Considering that not all businesses are strongly affected by rain, temperature, or wind, it can be easy to overlook the other data that is bundled up into "weather" data.  Not having insight into air quality can create misinformed decisions that could easily result in poor health over time.  Not optimizing for solar and wind could heavily underutilize expensive green energy investments.  Understanding a detailed analysis of heavy storm activity mapped out could prevent poor planning for outdoor tasks.  Even if the data identifies a trend at odds with historical data, such as the changes in weather (particularly air quality) during the pandemic, it can create additional insights and potential opportunities to make changes.  After all, the significantly higher air quality during lockdowns (even in notoriously bad air quality areas) provided insight as measured by the data's significant departure from steady trends.

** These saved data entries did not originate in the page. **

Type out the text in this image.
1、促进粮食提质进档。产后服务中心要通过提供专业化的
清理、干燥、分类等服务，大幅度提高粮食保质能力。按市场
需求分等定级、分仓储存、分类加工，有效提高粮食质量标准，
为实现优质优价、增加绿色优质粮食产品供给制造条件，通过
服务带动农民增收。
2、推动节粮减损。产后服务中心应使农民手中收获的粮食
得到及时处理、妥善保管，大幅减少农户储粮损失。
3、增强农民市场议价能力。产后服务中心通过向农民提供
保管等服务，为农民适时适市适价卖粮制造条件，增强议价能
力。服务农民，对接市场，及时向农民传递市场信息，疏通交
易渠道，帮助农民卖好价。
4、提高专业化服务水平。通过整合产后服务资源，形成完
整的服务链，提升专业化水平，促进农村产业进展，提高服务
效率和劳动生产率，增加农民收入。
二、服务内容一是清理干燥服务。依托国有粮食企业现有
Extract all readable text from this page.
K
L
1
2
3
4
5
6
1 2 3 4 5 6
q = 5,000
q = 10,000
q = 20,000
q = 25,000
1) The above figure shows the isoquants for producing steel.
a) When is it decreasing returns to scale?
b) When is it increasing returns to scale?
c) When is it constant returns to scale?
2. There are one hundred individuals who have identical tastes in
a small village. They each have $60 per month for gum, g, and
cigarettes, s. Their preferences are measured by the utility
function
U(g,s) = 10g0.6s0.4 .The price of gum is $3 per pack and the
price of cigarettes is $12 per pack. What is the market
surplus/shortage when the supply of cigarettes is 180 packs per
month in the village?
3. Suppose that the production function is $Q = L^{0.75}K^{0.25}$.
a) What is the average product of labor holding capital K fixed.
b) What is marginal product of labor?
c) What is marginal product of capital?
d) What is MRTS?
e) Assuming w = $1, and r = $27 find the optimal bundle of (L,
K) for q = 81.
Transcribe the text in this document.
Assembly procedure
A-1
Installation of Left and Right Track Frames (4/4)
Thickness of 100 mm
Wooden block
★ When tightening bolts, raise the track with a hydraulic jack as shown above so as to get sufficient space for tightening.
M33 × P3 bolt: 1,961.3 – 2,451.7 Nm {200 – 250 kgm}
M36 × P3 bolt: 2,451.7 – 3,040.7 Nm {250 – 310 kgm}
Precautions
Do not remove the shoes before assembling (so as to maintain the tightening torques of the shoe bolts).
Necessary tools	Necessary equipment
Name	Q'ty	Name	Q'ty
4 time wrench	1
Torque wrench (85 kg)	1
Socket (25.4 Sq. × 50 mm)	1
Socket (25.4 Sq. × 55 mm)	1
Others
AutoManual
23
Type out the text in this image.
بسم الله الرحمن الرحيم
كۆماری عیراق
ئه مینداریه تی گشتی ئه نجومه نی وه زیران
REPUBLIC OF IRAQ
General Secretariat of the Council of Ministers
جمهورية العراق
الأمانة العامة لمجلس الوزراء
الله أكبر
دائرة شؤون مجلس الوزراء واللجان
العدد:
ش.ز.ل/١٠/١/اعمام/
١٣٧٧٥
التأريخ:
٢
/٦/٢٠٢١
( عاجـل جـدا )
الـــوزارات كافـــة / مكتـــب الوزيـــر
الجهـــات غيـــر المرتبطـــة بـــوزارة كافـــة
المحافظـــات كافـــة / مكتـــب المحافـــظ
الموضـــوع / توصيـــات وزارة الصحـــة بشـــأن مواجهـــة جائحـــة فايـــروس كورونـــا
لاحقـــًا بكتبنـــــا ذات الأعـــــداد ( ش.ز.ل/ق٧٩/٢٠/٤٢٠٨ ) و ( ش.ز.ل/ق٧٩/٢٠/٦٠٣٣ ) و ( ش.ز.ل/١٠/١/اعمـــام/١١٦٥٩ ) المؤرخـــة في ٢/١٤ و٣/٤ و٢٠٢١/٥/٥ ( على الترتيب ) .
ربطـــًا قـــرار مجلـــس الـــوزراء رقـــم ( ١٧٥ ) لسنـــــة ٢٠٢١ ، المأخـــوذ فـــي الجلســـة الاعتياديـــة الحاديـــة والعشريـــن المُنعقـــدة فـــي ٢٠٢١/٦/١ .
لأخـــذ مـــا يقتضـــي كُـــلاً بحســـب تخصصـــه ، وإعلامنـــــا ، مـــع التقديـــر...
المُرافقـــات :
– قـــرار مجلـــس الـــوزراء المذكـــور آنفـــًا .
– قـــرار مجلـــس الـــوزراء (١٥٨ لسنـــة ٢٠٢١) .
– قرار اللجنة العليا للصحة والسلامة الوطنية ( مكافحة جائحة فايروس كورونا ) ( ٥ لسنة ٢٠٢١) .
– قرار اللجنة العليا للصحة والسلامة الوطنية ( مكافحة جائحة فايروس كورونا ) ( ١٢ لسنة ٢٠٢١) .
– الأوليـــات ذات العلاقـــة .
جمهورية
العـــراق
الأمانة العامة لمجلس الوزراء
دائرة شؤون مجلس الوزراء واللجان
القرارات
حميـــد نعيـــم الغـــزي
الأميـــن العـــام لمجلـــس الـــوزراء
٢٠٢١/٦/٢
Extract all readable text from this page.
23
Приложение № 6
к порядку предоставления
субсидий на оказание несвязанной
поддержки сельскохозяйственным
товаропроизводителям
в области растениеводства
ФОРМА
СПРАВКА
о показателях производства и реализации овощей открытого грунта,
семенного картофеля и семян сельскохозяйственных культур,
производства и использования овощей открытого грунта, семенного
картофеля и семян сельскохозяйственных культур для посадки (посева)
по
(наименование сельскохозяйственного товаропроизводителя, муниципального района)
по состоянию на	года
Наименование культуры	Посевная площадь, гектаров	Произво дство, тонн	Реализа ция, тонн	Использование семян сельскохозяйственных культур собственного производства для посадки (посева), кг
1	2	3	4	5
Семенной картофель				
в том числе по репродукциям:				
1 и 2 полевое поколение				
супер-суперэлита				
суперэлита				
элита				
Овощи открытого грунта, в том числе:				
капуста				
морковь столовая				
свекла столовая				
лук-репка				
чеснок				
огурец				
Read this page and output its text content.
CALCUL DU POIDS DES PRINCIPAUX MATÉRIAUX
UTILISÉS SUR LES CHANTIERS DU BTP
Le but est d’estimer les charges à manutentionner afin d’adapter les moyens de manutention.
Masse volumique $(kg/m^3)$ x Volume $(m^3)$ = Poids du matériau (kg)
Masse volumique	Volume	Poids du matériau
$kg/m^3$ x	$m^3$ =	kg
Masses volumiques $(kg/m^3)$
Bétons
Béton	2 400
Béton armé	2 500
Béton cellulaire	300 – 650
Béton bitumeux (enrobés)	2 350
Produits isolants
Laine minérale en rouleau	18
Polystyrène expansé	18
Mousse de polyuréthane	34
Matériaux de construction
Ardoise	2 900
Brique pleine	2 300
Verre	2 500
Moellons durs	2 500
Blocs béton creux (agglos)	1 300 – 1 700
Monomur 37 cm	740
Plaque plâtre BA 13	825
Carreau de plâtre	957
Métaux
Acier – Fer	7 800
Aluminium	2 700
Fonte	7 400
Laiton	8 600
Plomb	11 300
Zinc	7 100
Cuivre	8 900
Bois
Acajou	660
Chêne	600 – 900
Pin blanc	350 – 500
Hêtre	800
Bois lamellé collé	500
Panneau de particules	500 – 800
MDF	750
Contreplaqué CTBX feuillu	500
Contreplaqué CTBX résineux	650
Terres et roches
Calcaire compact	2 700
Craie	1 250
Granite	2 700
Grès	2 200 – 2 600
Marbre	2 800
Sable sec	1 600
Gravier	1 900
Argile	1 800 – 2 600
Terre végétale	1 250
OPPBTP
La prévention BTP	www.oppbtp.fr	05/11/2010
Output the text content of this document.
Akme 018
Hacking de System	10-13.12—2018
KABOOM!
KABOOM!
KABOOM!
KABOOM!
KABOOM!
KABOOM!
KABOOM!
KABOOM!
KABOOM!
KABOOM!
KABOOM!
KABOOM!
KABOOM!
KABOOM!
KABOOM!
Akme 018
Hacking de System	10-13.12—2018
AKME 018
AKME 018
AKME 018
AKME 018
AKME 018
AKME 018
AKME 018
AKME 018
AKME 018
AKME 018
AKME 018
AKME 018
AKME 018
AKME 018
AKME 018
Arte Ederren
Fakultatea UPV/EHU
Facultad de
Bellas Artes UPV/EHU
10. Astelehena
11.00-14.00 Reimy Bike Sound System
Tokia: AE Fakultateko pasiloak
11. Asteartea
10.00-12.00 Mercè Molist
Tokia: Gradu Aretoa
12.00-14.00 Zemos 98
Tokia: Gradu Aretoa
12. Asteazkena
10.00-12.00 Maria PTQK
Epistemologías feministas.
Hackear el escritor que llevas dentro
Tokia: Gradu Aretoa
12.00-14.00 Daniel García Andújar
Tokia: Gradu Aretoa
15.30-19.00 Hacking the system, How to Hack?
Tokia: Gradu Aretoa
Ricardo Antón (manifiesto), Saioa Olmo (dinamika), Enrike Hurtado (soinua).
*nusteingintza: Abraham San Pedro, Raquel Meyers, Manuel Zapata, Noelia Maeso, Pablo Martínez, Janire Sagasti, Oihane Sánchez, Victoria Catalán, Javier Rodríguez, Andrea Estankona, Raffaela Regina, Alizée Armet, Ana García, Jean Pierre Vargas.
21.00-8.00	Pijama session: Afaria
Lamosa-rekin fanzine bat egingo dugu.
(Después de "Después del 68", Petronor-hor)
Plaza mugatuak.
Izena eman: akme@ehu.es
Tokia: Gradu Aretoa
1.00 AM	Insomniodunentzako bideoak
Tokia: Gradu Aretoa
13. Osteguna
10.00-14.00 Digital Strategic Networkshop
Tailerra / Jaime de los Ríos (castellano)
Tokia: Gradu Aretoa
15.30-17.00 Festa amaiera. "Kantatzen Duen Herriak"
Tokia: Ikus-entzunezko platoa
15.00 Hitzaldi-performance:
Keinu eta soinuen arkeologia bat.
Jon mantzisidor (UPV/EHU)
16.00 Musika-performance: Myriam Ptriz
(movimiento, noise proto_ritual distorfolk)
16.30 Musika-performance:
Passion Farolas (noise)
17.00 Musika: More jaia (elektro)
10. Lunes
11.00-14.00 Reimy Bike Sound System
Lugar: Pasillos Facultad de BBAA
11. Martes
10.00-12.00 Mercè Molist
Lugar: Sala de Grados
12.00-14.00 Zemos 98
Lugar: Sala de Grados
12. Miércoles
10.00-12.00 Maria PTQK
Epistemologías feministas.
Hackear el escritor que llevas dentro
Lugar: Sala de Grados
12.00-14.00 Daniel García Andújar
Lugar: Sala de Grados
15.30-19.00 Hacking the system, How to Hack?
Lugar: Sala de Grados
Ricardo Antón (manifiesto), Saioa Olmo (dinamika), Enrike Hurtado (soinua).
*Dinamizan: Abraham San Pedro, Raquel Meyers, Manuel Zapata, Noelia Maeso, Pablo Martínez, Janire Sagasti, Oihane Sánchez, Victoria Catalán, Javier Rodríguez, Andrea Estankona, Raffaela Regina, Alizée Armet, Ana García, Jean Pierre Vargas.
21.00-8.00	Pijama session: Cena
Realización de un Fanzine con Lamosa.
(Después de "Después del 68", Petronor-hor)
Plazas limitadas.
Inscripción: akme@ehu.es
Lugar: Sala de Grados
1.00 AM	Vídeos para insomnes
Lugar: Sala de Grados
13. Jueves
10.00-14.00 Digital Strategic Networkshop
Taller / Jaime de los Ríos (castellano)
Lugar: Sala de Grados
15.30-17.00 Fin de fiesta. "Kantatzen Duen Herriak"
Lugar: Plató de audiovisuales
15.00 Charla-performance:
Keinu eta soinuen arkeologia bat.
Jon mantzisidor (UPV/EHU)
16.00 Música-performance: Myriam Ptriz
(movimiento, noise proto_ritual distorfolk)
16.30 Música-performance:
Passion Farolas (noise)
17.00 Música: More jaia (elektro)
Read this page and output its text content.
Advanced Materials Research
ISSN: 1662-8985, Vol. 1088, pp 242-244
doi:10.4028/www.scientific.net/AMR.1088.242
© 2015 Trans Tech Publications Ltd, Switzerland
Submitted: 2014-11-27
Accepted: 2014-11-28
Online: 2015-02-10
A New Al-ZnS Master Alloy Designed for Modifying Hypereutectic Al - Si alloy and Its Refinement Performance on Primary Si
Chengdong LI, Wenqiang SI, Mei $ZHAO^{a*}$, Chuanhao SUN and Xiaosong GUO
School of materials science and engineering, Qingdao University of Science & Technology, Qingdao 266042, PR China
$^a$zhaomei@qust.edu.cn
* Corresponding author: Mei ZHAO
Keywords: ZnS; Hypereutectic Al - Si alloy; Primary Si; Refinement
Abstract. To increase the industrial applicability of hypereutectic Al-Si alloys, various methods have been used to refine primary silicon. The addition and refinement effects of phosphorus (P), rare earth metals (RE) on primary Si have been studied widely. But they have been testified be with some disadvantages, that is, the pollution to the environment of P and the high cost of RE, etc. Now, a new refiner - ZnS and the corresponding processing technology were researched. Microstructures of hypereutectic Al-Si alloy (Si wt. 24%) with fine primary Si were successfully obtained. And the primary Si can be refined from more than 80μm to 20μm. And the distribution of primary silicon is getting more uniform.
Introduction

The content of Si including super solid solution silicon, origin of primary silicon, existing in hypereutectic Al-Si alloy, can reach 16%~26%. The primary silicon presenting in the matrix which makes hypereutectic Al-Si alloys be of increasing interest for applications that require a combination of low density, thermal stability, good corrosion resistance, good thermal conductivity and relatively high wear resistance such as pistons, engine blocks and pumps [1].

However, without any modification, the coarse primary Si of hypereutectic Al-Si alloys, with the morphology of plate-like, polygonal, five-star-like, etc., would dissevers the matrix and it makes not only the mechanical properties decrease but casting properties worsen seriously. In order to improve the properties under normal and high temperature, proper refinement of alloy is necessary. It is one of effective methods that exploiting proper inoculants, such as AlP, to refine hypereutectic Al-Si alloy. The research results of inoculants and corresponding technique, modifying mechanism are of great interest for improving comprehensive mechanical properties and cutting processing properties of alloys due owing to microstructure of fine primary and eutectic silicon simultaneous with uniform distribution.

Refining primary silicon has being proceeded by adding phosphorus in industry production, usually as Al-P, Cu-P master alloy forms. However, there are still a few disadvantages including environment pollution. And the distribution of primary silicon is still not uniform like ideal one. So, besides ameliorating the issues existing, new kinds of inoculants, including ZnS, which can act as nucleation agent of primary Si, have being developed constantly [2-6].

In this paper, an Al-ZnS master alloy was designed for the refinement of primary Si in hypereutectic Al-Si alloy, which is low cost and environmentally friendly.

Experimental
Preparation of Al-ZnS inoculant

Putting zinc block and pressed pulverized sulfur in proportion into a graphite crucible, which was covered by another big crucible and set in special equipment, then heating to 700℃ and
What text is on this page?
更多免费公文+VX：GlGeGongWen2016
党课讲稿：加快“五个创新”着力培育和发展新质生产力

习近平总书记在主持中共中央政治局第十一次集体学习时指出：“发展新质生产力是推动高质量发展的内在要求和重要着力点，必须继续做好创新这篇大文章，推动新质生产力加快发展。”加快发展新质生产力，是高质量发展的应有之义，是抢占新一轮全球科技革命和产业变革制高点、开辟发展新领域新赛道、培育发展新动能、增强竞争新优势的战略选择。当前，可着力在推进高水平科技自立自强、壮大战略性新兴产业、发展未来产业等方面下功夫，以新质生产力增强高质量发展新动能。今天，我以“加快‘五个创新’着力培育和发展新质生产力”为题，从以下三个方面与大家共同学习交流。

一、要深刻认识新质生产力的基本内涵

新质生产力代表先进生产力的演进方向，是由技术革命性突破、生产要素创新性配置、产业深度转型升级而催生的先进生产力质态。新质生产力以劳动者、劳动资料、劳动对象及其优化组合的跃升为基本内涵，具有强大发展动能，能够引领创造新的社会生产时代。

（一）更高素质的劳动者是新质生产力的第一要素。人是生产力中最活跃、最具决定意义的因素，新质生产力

Insight-Based Improvements Span Across The Business

While gaining insights is certainly important, taking action on those insights is the desired goal.  For example, if your business has any outdoor operations (or indoor operations exposed to unfiltered outdoor air), monitoring the various metrics related to air quality could be critical.  Poor air quality has been shown to have a direct negative effect on human health long term, but also immediately affects labor productivity.  Depending on how low the quality is, there could be immediate health effects to workers as well.  And humans are not the only ones at risk.  Machines that require air intake could incur damage on low air quality days.  Last but not least, employees being exposed to poor air quality create low morale, an increase in healthcare issues, and an increase in the business' healthcare costs.

Air quality is one of many metrics, however.  Analyzing historical weather data can provide insight into how the entire supply chain should be configured.  Reviewing shipping routes, material geographical sources, and seasonal supply spikes can all be better informed by a detailed weather assessment.

Finally, significant cost savings could potentially be achieved by aligning and optimizing utilities such as power consumption in accordance with not only business demand, but by key weather variables such as temperature, sun exposure, and wind levels.  If done correctly, the business can create demand high enough to use the generated power immediately, and can reduce power loads during times when the weather will prevent high power generation from solar panels, wind turbines, etc.  Various software can help to align the power needs, business goals, and weather data to ensure the solution will be fully optimized.

Final Thoughts

Though often overlooked, having rich insight into detailed weather trends offers a significant amount of support to business owners who can use this data to make better informed decisions.  Key elements performed in step with the weather can result in better health for workers, additional revenue, and reduced costs.